Речь лилась длинными периодами, чаруя конюхов и вызывая какую-то мучительную сосущую боль в сердце Тополькова. Если бы перед ним остановился баран и, не давая ему дороги, стал бы упорно блеять ему в лицо, вероятно, так же заныло бы у него сердце от сознания невозможности и бесполезности возражений, диспута, от бессилия человеческой речи и человеческого разума перед этим упорным бараньим блеянием.

— Гы, — восторженно гмыкнул Прошка, — довольно кровушки нашей попили!

Топольков оглянулся. Он был один в комнате конюхов. Ахмет Иванович, Прохорыч, Савельевна как-то незаметно исчезли и на всем дворе, видном в открытую дверь, не было ни души. Мертвая тишина была на нем, в саду и у его дома. Даже гуси притихли и курица перестала кудахтать.

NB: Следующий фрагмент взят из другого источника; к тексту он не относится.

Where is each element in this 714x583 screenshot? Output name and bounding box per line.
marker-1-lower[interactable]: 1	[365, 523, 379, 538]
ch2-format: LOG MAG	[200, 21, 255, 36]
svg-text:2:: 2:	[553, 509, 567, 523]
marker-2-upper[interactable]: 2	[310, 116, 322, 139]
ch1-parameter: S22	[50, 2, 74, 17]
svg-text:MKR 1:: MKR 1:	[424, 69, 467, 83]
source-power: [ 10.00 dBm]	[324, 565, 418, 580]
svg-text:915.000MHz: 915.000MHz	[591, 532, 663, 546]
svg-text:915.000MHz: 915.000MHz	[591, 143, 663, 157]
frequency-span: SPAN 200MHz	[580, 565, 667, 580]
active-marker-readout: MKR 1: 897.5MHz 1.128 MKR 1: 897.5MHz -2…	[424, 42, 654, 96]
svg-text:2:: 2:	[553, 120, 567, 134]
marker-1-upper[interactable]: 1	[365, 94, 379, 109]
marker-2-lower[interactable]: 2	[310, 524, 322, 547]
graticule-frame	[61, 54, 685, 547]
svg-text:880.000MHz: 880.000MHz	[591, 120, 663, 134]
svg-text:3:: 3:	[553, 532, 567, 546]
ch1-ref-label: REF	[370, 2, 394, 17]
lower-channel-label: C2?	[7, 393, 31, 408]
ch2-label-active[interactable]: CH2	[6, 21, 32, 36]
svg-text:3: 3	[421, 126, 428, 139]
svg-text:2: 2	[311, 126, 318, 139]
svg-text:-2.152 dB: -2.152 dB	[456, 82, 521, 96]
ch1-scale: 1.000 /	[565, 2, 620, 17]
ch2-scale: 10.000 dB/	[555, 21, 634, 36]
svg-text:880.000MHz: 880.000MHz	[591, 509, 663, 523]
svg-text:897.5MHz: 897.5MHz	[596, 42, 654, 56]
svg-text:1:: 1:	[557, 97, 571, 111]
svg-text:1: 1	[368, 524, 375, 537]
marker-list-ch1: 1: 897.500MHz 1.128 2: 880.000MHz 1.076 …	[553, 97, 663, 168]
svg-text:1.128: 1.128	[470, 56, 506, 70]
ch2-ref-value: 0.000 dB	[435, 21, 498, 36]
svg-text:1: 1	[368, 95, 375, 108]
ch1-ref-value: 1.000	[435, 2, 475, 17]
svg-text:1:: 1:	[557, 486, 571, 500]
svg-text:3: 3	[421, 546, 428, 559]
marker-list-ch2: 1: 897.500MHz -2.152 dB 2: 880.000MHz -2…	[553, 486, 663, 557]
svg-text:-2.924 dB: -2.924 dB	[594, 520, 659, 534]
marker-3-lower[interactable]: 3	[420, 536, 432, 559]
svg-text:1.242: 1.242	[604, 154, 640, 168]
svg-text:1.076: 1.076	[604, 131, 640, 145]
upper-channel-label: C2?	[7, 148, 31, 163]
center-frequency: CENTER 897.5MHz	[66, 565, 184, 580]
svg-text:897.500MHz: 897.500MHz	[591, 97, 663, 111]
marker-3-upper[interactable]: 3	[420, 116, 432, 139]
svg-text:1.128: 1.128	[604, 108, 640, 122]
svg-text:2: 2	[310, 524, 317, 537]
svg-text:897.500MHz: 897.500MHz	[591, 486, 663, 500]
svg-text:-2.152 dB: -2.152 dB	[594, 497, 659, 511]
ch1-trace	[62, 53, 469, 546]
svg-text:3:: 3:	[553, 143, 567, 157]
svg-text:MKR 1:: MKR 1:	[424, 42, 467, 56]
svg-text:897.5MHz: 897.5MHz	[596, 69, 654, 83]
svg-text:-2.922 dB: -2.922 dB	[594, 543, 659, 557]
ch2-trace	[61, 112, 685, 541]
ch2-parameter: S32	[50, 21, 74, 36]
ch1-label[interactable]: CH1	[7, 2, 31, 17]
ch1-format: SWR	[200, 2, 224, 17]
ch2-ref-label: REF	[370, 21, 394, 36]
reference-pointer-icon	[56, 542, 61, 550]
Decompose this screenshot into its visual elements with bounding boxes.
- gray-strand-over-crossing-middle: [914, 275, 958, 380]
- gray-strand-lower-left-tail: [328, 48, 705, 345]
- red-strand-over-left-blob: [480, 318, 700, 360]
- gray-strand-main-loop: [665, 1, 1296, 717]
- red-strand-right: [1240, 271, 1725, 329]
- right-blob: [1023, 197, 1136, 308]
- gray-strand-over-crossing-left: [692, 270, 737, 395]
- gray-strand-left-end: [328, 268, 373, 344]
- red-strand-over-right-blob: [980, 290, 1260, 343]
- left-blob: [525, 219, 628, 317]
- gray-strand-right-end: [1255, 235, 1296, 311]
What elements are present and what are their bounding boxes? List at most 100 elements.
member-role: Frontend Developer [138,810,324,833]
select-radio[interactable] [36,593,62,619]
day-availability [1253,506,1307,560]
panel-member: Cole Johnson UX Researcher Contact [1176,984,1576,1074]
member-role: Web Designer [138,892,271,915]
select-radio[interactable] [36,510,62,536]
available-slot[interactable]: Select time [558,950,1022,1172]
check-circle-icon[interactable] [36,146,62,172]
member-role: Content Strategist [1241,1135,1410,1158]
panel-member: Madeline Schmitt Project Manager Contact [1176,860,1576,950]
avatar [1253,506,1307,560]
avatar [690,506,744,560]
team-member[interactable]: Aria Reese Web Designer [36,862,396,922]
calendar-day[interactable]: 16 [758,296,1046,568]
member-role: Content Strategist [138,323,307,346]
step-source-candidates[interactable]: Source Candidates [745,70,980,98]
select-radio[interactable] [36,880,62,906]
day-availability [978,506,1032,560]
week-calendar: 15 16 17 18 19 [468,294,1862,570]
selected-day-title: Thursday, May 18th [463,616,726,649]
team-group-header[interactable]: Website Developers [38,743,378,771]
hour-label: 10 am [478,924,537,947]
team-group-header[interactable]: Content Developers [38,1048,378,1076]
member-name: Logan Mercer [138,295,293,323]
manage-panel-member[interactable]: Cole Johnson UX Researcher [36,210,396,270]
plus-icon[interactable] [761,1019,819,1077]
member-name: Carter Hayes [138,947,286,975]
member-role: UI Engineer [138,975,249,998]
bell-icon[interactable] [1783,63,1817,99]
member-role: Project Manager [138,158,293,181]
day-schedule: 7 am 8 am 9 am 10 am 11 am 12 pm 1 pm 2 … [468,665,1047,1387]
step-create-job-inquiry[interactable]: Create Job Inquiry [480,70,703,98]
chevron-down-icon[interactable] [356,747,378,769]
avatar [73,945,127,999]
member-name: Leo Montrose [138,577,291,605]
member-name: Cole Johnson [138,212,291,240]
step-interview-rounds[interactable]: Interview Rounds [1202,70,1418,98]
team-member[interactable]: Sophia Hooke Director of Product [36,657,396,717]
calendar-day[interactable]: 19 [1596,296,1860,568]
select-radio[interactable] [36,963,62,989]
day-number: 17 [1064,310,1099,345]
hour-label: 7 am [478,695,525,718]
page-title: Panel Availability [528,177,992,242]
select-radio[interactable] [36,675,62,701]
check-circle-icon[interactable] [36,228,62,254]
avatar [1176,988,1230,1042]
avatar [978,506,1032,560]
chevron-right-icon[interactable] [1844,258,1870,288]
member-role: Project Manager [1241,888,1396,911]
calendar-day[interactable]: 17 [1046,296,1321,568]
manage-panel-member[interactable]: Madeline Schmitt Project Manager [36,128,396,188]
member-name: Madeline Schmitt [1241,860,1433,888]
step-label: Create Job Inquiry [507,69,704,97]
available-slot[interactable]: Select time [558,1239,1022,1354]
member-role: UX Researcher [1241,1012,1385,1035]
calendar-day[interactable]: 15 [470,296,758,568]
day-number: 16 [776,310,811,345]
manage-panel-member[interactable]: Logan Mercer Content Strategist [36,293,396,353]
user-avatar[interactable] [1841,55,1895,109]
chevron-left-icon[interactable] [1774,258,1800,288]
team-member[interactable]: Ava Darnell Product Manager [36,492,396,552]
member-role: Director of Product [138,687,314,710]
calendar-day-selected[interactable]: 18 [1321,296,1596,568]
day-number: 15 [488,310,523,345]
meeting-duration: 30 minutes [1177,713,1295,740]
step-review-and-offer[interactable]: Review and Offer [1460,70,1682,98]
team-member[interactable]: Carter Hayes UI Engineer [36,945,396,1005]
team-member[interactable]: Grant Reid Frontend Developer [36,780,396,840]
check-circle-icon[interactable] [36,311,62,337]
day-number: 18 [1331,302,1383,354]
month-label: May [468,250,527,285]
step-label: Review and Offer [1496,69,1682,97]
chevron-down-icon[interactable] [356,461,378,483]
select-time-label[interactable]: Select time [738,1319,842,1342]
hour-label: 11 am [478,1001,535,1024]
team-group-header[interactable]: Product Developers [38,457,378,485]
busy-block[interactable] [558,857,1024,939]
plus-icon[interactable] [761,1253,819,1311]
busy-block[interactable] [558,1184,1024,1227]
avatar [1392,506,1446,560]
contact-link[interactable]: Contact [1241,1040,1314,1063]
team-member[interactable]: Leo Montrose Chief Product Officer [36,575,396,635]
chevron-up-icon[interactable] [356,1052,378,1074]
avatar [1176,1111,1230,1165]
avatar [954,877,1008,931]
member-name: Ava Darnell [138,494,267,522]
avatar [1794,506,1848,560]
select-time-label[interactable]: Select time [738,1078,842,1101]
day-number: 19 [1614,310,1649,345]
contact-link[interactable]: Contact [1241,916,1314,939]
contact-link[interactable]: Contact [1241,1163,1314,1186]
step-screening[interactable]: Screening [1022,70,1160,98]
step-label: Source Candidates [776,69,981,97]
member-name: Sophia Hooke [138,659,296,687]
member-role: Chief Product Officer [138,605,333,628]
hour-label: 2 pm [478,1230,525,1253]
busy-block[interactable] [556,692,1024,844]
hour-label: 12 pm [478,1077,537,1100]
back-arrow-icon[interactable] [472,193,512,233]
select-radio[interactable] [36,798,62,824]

Это безлюдье и тишина на дворе ударили в самое сердце Семена Даниловича. Он понял, что он один здесь… Один, культурный работник, сорок лет просидевший на зимовнике, отказавшийся от семейных радостей, от светлой и веселой жизни городов, от театров, от почестей и мишуры государственной службы и отдавший себя всего этой великой, таинственной степи, рождающей лошадей и скот и теперь молчаливо предающей его этим новым людям, пришедшим разрушить все то, что лепилось камень за камнем десятками лет труда, мышления, бессонных ночей и кропотливого изучения тайн природы.

— Это земля не моя, а войсковая, и лошади на ней — достояние государства, — сдерживая себя и стараясь быть спокойным, сказал он.

— Товарищ, — сказал ему опять сидевший за столом. — Когда сознательный пролетариат сбросил с себя цепи капиталистов и провозгласил всеобщий мир, он отказался от войска.